Photo by Robbie Nesmith
Four years ago, my son Robbie enrolled at Luther College, which meant our family has traveled back and forth along the 108-mile route between Cedar Rapids and Decorah. Along the way we repeatedly passed some intriguing signs, and places we always meant to stop but never did. Robbie graduated this spring...

...and is headed shortly to his new life in Seattle, so it came to be now or never for some of these landmarks. Last week "now" occurred.

Em's Coffee Co., Independence (pop 5966). Route 150 takes you right through downtown Independence. Em's is located on the north side of 1st Street.

We parked on the south side and crossed--with considerable difficulty (ADC is 11000, so it's easy to see Em's from 150 but not so easy to stop). The shop is bright and cheerful.

The coffee hit the spot, and we enjoyed chatting with the energetic mother-daughter team running the place. The meeting room in the back ("The Newsroom") gives it definite third place potential. When it's too late in the afternoon for coffee they also sell ice cream. For more on Em's, see this 2012 article by Steve Gravelle.

Tim's New and Unusual, Hazelton (pop 823). Nearly every trip to and from Decorah we've been greeted by a large pink ape. (This is even true in snowstorms... is there an APSCA division for stuffed animals?)

We were glad to stop and make its acquaintance.
Photo by Robbie Nesmith
Down the street is the Hazelton School Museum, built in 1913-14 and open by appointment (which we didn't have).

Barrel Drive In, West Union (pop 2486). At Em's they had invited us to stay for lunch, but we knew where we were headed.

Near the crossroads with U.S. 18 you can get food on a tray attached to your car window...
Photo by Robbie Nesmith
...and your root beer in a frosty glass mug.

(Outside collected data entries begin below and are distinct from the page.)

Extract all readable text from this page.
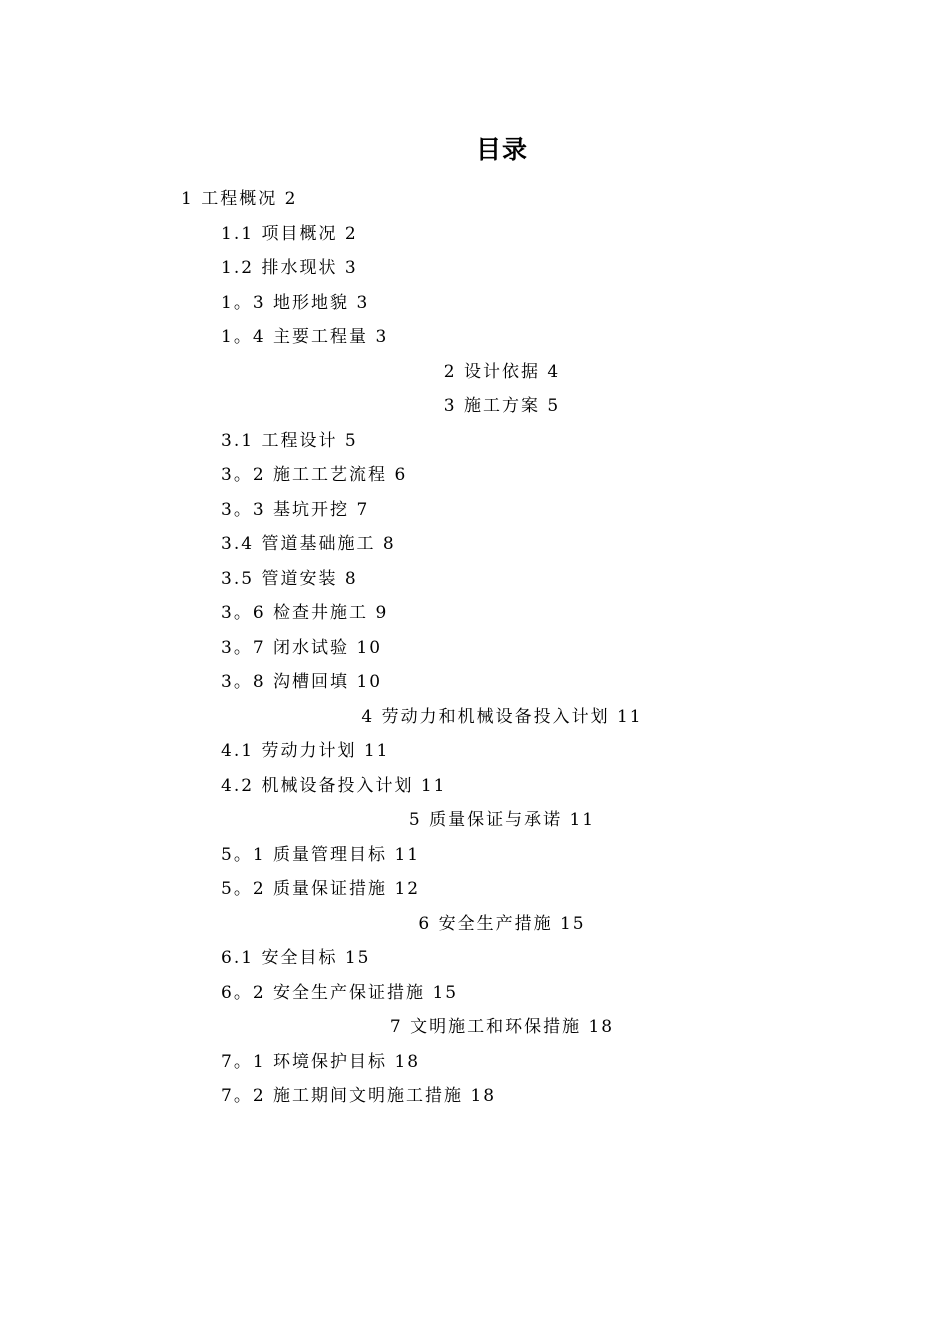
目录
1 工程概况 2
1.1 项目概况 2
1.2 排水现状 3
1。3 地形地貌 3
1。4 主要工程量 3
2 设计依据 4
3 施工方案 5
3.1 工程设计 5
3。2 施工工艺流程 6
3。3 基坑开挖 7
3.4 管道基础施工 8
3.5 管道安装 8
3。6 检查井施工 9
3。7 闭水试验 10
3。8 沟槽回填 10
4 劳动力和机械设备投入计划 11
4.1 劳动力计划 11
4.2 机械设备投入计划 11
5 质量保证与承诺 11
5。1 质量管理目标 11
5。2 质量保证措施 12
6 安全生产措施 15
6.1 安全目标 15
6。2 安全生产保证措施 15
7 文明施工和环保措施 18
7。1 环境保护目标 18
7。2 施工期间文明施工措施 18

I had the house specialty, the Hi-Boy, a double burger with dressing. Robbie had grilled chicken and a root beer float. Great road food. Across the road are a Hardee's and a Subway... how do those even stay in business when there's the Barrel?

Shrimptastic, Fayette (pop 1491). One of Iowa's two shrimp farms.
Photo by Robbie Nesmith
We stopped on a Thursday, and they'd already sold out for the week! Pre-order quickly, I guess.

Goeken Park, near Eldorado (unincorporated). The sign promised a "scenic overlook" and it didn't disappoint, though the view of the picturesque burg on the Turkey River is partly obscured by trees.

The turnoff is right at the top of a ridge, and is easy to miss. The park also contains camping hookups, a playground for the little ones with new equipment, and a large flat area the purpose of which we were unable to determine.

St. Antony of Padua, near Festina (unincorporated, pronounced with a long "i"). Two miles off the highway, well sign-posted, this is billed as the "world's smallest church," which claim it is not easy to verify.

Here's an attempted side view, showing two of the four stained glass windows:

Inside, the pews would seat about eight comfortably (four pews, two per pew):

The chapel was erected in 1849 by a pioneer family, whose descendants still manage it--very well, I'd say, as there wasn't a blade of grass out of place. There are family graves, a statue of Our Lady of Seven Dolores...

...and a pioneer cabin...

...containing this cabinet...
...which served as one of the earliest post offices in Winneshiek County.

Here's its entry on Roadside America.

Bily Clock Museum, Spillville (pop 367). The Bilys (their name rhymes with "really") were brothers who farmed near here through most of the 20th century. (They died in 1964 and 1965, respectively.) Their hobby was making clocks, and they took it seriously--from ordering the finest wood and mechanisms to intricately carving projects that took several years each.
The Apostles Clock
They never sold a clock, though Henry Ford was said to have offered them a million dollars for one of them. They nearly burned them all while grieving for their devoted sister, who died suddenly in 1946, but fortunately were talked out of doing that and into leaving the clocks to the town of Spillville.

The museum is located in a house where Antonin Dvorak spent a very pleasant summer in 1893.

 There's a lot of his memorabilia... well as an old barn containing artifacts pertinent to my interests in politics...
Voting machine
...and policy.

Here's their entry on Roadside America.

Winneshiek County Freedom Rock, Calmar (pop 978). A couple blocks west of U.S. 52 in this "cross-roads of northeast Iowa" is a memorial to soldiers, first responders, pioneers and Native Americans who helped make the country what it is today.
Photo by Robbie Nesmith
We were back in Cedar Rapids about eight hours after we set out, our curiosity somewhat satisfied but realizing we'd barely scratched the surface of the towns in the "land between."